Arusha Gordon remembers hearing the decades-old stories from her Native American clients about the challenges of voting back then. Polling places were often miles off reservation and located in mostly white towns whose residents were not always welcoming, said Gordon, voting rights counsel for the Lawyers Committee on Civil Rights Under Law. James Tucker heard the same stories from tribal members who said it was sometimes easier to skip elections completely. Those challenges are a thing of the past say Gordon and Tucker, the voting rights counsel for the Native American Rights Fund. But voting can still be a challenge for Native Americans, who may face language barriers, registration difficulties and a lack of access to polling places and government services that can ease the voting process. “It’s an issue that often gets overlooked,” Gordon said. “They (tribes) never get as many resources directed towards them.”
Voting was still relatively new for Arizona tribes in 1968 when President Lyndon Johnson sent his “Special Message to the Congress on the Problems of the American Indian: ‘The Forgotten American.’” The Snyder Act granting U.S. citizenship, and voting rights, to tribes was not passed until 1924 and it was not until 1948 that the Arizona Supreme Court guaranteed Native Americans in the state the right to vote.
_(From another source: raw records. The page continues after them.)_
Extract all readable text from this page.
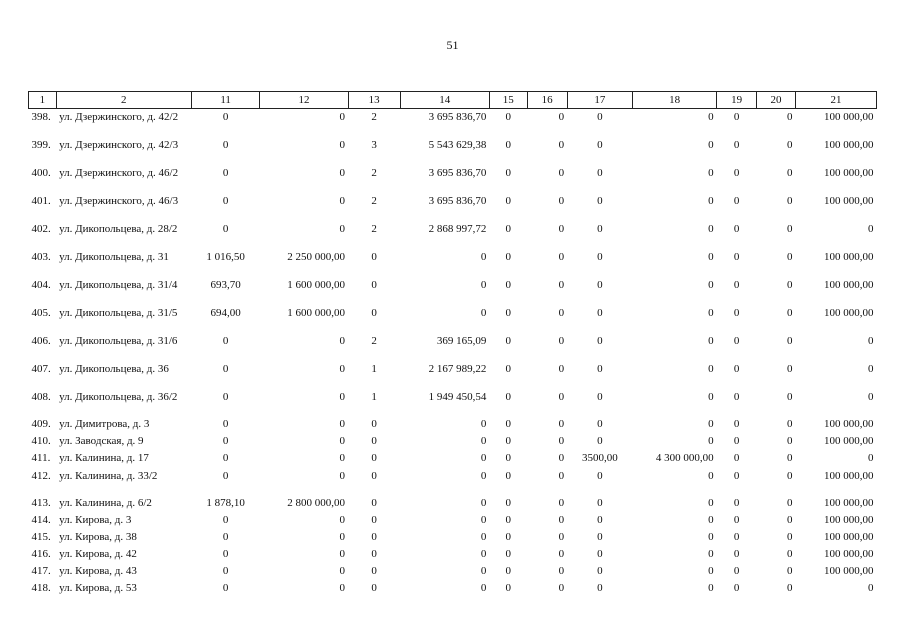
51
1	2	11	12	13	14	15	16	17	18	19	20	21
398.	ул. Дзержинского, д. 42/2	0	0	2	3 695 836,70	0	0	0	0	0	0	100 000,00
399.	ул. Дзержинского, д. 42/3	0	0	3	5 543 629,38	0	0	0	0	0	0	100 000,00
400.	ул. Дзержинского, д. 46/2	0	0	2	3 695 836,70	0	0	0	0	0	0	100 000,00
401.	ул. Дзержинского, д. 46/3	0	0	2	3 695 836,70	0	0	0	0	0	0	100 000,00
402.	ул. Дикопольцева, д. 28/2	0	0	2	2 868 997,72	0	0	0	0	0	0	0
403.	ул. Дикопольцева, д. 31	1 016,50	2 250 000,00	0	0	0	0	0	0	0	0	100 000,00
404.	ул. Дикопольцева, д. 31/4	693,70	1 600 000,00	0	0	0	0	0	0	0	0	100 000,00
405.	ул. Дикопольцева, д. 31/5	694,00	1 600 000,00	0	0	0	0	0	0	0	0	100 000,00
406.	ул. Дикопольцева, д. 31/6	0	0	2	369 165,09	0	0	0	0	0	0	0
407.	ул. Дикопольцева, д. 36	0	0	1	2 167 989,22	0	0	0	0	0	0	0
408.	ул. Дикопольцева, д. 36/2	0	0	1	1 949 450,54	0	0	0	0	0	0	0
409.	ул. Димитрова, д. 3	0	0	0	0	0	0	0	0	0	0	100 000,00
410.	ул. Заводская, д. 9	0	0	0	0	0	0	0	0	0	0	100 000,00
411.	ул. Калинина, д. 17	0	0	0	0	0	0	3500,00	4 300 000,00	0	0	0
412.	ул. Калинина, д. 33/2	0	0	0	0	0	0	0	0	0	0	100 000,00
413.	ул. Калинина, д. 6/2	1 878,10	2 800 000,00	0	0	0	0	0	0	0	0	100 000,00
414.	ул. Кирова, д. 3	0	0	0	0	0	0	0	0	0	0	100 000,00
415.	ул. Кирова, д. 38	0	0	0	0	0	0	0	0	0	0	100 000,00
416.	ул. Кирова, д. 42	0	0	0	0	0	0	0	0	0	0	100 000,00
417.	ул. Кирова, д. 43	0	0	0	0	0	0	0	0	0	0	100 000,00
418.	ул. Кирова, д. 53	0	0	0	0	0	0	0	0	0	0	0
Voting records cannot be kept by race, so hard numbers on Native American participation are difficult to come by. But the hurdles to voting are not, say Gordon and Tucker, who point to language as one of the most obvious.
In 2000, Arizona was required under the federal Voting Rights Act to provide bilingual voter registration and voting materials in six differentNative American languages: Apache, Navajo, Pueblo, Tohono O’Odham, Yaqui and Yuman. After 2015, only Apache and Navajo were still required.